Ao empunharem as armas em Outubro de 1917, os bolcheviques tinham plena consciência da magnitude histórica da missão que assumiam. A colossal tarefa de edificar um novo mundo, liberto da exploração e da opressão, não era produto de utopias voluntaristas, mas encontrava seu fundamento na ciência do marxismo, que dotava os revolucionários não apenas dos instrumentos teóricos indispensáveis à navegação nas complexas condições da nova etapa histórica, mas também de um conhecimento das leis objetivas do desenvolvimento social e de um esboço programático, ainda que embrionário, para a construção de uma sociedade socialista plenamente desenvolvida.
Ao mesmo tempo, tornou-se absolutamente necessário resistir de forma intransigente às múltiplas tentativas da burguesia contrarrevolucionária — seja através de ações militares, sabotagens ou conspirações — de restaurar o antigo poder dos capitalistas e dos latifundiários. Nesse processo grandioso de transformação do Estado e da sociedade, Stálin desempenhou um papel de envergadura histórica. Diversas instituições inéditas foram forjadas no seio do novo Estado soviético, sem precedentes na história anterior. O Comissariado do Povo para as Nacionalidades, por exemplo, representou uma criação absolutamente nova, assim como o Comissariado para a Inspeção dos Trabalhadores e Camponeses, instituído em momento posterior — ambos sob a direção direta de Stálin, que ali imprimia sua marca organizadora, centralista-democrática e profundamente revolucionária.
A ditadura do proletariado, posta em prática pela primeira vez de maneira duradoura e sistemática, constituiu uma realidade histórica inteiramente nova, à exceção da experiência embrionária da Comuna. Lênin definiu essa nova forma de poder não como uma simples substituição de um governo por outro, mas como a instauração de um Estado de novo tipo, cuja função transcendia o domínio militar, estendendo-se à reorganização econômica da sociedade, à liquidação completa das forças reacionárias herdadas do regime anterior e à criação de uma nova cultura socialista, enraizada na classe operária e nos valores do internacionalismo proletário.

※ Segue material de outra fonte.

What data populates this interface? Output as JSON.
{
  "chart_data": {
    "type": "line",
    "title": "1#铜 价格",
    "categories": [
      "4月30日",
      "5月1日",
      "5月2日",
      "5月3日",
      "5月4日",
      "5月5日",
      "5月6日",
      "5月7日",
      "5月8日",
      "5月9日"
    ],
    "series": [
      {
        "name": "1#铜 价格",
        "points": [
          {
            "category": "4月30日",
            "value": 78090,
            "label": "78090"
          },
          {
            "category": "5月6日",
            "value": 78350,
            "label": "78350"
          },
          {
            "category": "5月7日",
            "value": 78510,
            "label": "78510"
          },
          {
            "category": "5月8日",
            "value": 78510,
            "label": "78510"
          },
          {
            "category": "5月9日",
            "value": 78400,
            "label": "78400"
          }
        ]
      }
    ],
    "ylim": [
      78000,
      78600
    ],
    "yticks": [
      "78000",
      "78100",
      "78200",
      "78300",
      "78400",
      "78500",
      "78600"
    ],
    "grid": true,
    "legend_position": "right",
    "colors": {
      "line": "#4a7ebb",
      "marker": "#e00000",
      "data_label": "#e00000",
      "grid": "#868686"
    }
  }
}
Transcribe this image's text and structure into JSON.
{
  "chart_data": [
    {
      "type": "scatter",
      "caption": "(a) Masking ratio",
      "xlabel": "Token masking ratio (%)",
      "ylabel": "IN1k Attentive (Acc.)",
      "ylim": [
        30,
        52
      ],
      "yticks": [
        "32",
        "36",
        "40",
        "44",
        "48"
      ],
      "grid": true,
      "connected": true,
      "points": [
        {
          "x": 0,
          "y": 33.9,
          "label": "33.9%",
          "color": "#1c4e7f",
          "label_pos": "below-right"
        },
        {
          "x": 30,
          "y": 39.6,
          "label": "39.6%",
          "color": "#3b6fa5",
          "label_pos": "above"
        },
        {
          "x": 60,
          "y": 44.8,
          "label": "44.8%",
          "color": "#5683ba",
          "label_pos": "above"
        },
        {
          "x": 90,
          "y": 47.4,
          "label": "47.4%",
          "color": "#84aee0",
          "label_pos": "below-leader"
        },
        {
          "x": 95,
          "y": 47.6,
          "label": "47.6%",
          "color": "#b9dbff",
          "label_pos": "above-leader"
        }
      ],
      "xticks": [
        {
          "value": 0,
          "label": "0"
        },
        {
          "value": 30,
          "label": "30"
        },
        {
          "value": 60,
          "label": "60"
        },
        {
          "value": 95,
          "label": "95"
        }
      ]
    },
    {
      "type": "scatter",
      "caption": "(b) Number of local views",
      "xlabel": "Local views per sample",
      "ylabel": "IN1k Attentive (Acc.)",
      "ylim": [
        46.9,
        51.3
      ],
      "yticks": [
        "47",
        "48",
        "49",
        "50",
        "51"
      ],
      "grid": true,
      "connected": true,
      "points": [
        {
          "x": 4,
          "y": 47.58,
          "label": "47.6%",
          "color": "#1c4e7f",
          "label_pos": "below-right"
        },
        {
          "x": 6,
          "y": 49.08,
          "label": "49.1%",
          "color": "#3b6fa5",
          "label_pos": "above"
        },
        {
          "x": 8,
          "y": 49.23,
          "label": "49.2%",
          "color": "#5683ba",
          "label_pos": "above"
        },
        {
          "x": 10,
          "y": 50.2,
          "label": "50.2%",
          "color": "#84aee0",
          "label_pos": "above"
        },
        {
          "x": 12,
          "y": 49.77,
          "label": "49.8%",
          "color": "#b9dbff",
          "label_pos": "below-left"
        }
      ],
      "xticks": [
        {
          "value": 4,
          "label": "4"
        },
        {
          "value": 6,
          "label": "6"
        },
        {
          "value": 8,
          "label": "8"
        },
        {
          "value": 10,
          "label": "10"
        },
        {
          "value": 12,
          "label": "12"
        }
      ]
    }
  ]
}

Desde os primeiros dias do poder soviético, os bolcheviques depararam-se com tarefas de uma urgência e complexidade assombrosas, abarcando os mais diversos campos da vida social: administração, estruturação do novo aparato estatal, organização militar, reconstrução econômica, educação popular, agitação, propaganda, cultura etc. Nesse sentido, a teoria revolucionária tornou-se uma arma de combate. Os artigos de Stálin, publicados no Rabochy Put (Caminho do Trabalhador), serviram como guias táticos e estratégicos de altíssimo valor; do mesmo modo, os primeiros decretos do governo revolucionário delinearam os caminhos da transformação socialista.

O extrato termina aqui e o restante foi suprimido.